Gupreet,
        It is a real application. It's an OLTP appliaction for banking and
credit card industry. From a concurrency point of view, I expect about 200
connections to the database in the worst case and a fifth of that on the
average.
        however, if postgres cannot handle that kind of user connections;
that is fine too. I just need to know the number it can handle and then I
will find a way of dividing the data over 2 or more servers such that each
gets lesser load.

A little off-topic, but
        A little research on the web mentions that Postgres Query optimizer
is weak and in general one should optimize the queries by hand (we have to
do the same for oracle anyway. For that kind of database size, I do not
trust the query optimizer any way). Is that true?
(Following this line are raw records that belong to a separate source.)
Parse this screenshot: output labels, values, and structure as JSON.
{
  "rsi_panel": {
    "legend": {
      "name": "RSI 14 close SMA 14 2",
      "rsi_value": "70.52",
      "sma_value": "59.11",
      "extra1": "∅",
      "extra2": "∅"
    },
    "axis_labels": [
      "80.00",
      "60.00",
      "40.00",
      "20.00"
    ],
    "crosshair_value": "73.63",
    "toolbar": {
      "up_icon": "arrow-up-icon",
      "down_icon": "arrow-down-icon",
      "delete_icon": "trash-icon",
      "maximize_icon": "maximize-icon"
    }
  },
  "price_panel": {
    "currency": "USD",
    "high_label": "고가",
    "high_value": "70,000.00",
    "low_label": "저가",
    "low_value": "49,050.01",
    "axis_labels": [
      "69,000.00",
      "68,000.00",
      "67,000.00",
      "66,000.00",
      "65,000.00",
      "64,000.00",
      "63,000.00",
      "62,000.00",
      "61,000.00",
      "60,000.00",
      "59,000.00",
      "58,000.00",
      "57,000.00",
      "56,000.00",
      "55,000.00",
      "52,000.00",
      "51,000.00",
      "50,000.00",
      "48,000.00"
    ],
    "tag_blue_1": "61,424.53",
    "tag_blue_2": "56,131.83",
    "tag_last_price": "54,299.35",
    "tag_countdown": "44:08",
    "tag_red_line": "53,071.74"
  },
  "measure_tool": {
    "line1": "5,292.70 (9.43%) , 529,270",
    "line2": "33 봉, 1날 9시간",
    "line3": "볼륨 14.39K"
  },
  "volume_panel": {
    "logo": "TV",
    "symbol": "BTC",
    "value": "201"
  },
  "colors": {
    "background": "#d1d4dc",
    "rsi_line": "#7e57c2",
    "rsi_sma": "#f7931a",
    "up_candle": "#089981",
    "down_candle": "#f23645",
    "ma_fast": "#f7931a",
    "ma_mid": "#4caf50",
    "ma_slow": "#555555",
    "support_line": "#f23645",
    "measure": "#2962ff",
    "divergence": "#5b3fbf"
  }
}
-----Original Message-----
From: [EMAIL PROTECTED]
[mailto:[EMAIL PROTECTED] On
Behalf Of Gurpreet Singh Sachdeva
Sent: Saturday, October 11, 2003 2:32 AM
To: The Linux-Delhi mailing list; The Linux-Delhi mailing list
Subject: RE: [ilugd] Postgres vs oracle


Hi Tarun,
              I think you are trying to compare a Apple with a Water Melon.
But any case if you are really facing a real time scenario, please make it
clear. what exactly the application you are running and how many concurrent
user you are expecting to be there as concurrency is a major factor which
can cause ample amount of problems for the DBA. I make sure that I would be
able to solve all your queries. Regards, Gurpreet Singh Sachdeva
 

        -----Original Message----- 
        From: Tarun Upadhyay [mailto:[EMAIL PROTECTED] 
        Sent: Fri 10/10/2003 9:50 PM 
        To: 'The Linux-Delhi mailing list' 
        Cc: 
        Subject: [ilugd] Postgres vs oracle
        
        

        We have a customer application on oracle.
        
        They want to crate a "small footprint" version of it to be sold at a
cheaper
        price.
        
        I want to suggest that Postgres could be the right choice of
database for
        that as it is close to oracle in its sql syntax and hence porting
should be
        simpler.
        
        Can anybody guide me on what kind of pitfalls we could run into by
choosing
        Postgres. The database is not very large but is much larger than
what goes
        for "database" in mysql discussions (about 1 GB of data, 100 tables
with
        about 10-50 MB added every day)?
        
        In particular, I would be interested in hearing from people who have
run
        moderately large databases on postgres and how fast they found it.
        
        I have heard that it is possible to now provide replication and fail
over
        with postgres. Has anybody tried it?